When a car is having trouble shifting, one of the first questions drivers often have is regarding how long it'll take to fix the issue. Transmission problems range from the downright simple to the dreadfully complex, but there are a few factors that can help a professional guess how complicated the job is going to be.


A couple of hours usually go into running diagnostics. With nearly all modern vehicles, the car's onboard computer is linked to a scanner that pulls errors from the system. These codes provide a starting point for figuring out what might be wrong.
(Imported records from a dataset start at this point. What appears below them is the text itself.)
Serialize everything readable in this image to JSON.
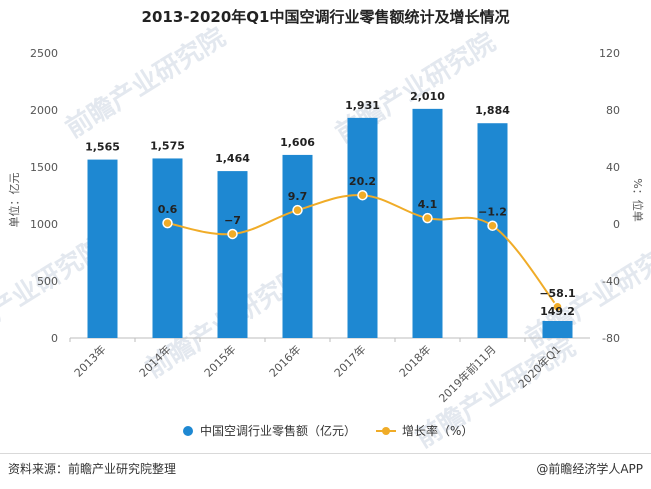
{
  "chart_data": {
    "type": "bar",
    "title": "2013-2020年Q1中国空调行业零售额统计及增长情况",
    "categories": [
      "2013年",
      "2014年",
      "2015年",
      "2016年",
      "2017年",
      "2018年",
      "2019年前11月",
      "2020年Q1"
    ],
    "series": [
      {
        "name": "中国空调行业零售额（亿元）",
        "type": "bar",
        "axis": "left",
        "color": "#1e88d2",
        "values": [
          1565,
          1575,
          1464,
          1606,
          1931,
          2010,
          1884,
          149.2
        ],
        "labels": [
          "1,565",
          "1,575",
          "1,464",
          "1,606",
          "1,931",
          "2,010",
          "1,884",
          "149.2"
        ]
      },
      {
        "name": "增长率（%）",
        "type": "line",
        "axis": "right",
        "color": "#f0ac28",
        "values": [
          null,
          0.6,
          -7,
          9.7,
          20.2,
          4.1,
          -1.2,
          -58.1
        ],
        "labels": [
          "",
          "0.6",
          "−7",
          "9.7",
          "20.2",
          "4.1",
          "−1.2",
          "−58.1"
        ]
      }
    ],
    "ylabel": "单位：亿元",
    "y2label": "%：位单",
    "ylim": [
      0,
      2500
    ],
    "y2lim": [
      -80,
      120
    ],
    "yticks": [
      "0",
      "500",
      "1000",
      "1500",
      "2000",
      "2500"
    ],
    "y2ticks": [
      "-80",
      "-40",
      "0",
      "40",
      "80",
      "120"
    ],
    "grid": false,
    "legend_position": "bottom"
  },
  "footer": {
    "source": "资料来源：前瞻产业研究院整理",
    "brand": "@前瞻经济学人APP"
  },
  "watermark": "前瞻产业研究院"
}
Where the diagnostic process can run a little longer is if a code doesn't lead to a specific answer. The staff at the transmission shop may have to do a little research and even try a few things with the transmission itself to establish what's wrong.

Electronic Issues

This is usually the lucky duck scenario, presuming the problem isn't the computer system that sends signals to the transmission. It's not uncommon for relays to go dead, and replacing them is one of the simpler issues with a transmission. Once the parts come in, these problems are often fixed in a day or two.

Mechanical Trouble

If you've had a transmission take weeks to get fixed by a professional, it almost certainly was a mechanical issue. Performing repairs requires pulling the transmission out of the car, usually using a lift to get under the car and other equipment to keep the transmission stable when it drops. Unsurprisingly, pros tend to take their time removing transmissions because they have many mount points that attach to the engine and the axles. There may also be a driveshaft to disconnect.

Repairs often require opening the transmission up to see what's going on inside. If the flywheel is cracked or has broken teeth, for example, this requires even more unbolting of components. When a new flywheel is installed, everything has to be bolted up again and new seals are usually installed.

Damage to the transmission case can be tricky to deal with, too. If there's a hole in the case, for example, the technician has to establish whether it's a puncture that can be welded or if the problem is due to rust and requires more attention. Most technicians still drop the transmission out in these scenarios because of the risks posed by welding close to other components on a vehicle.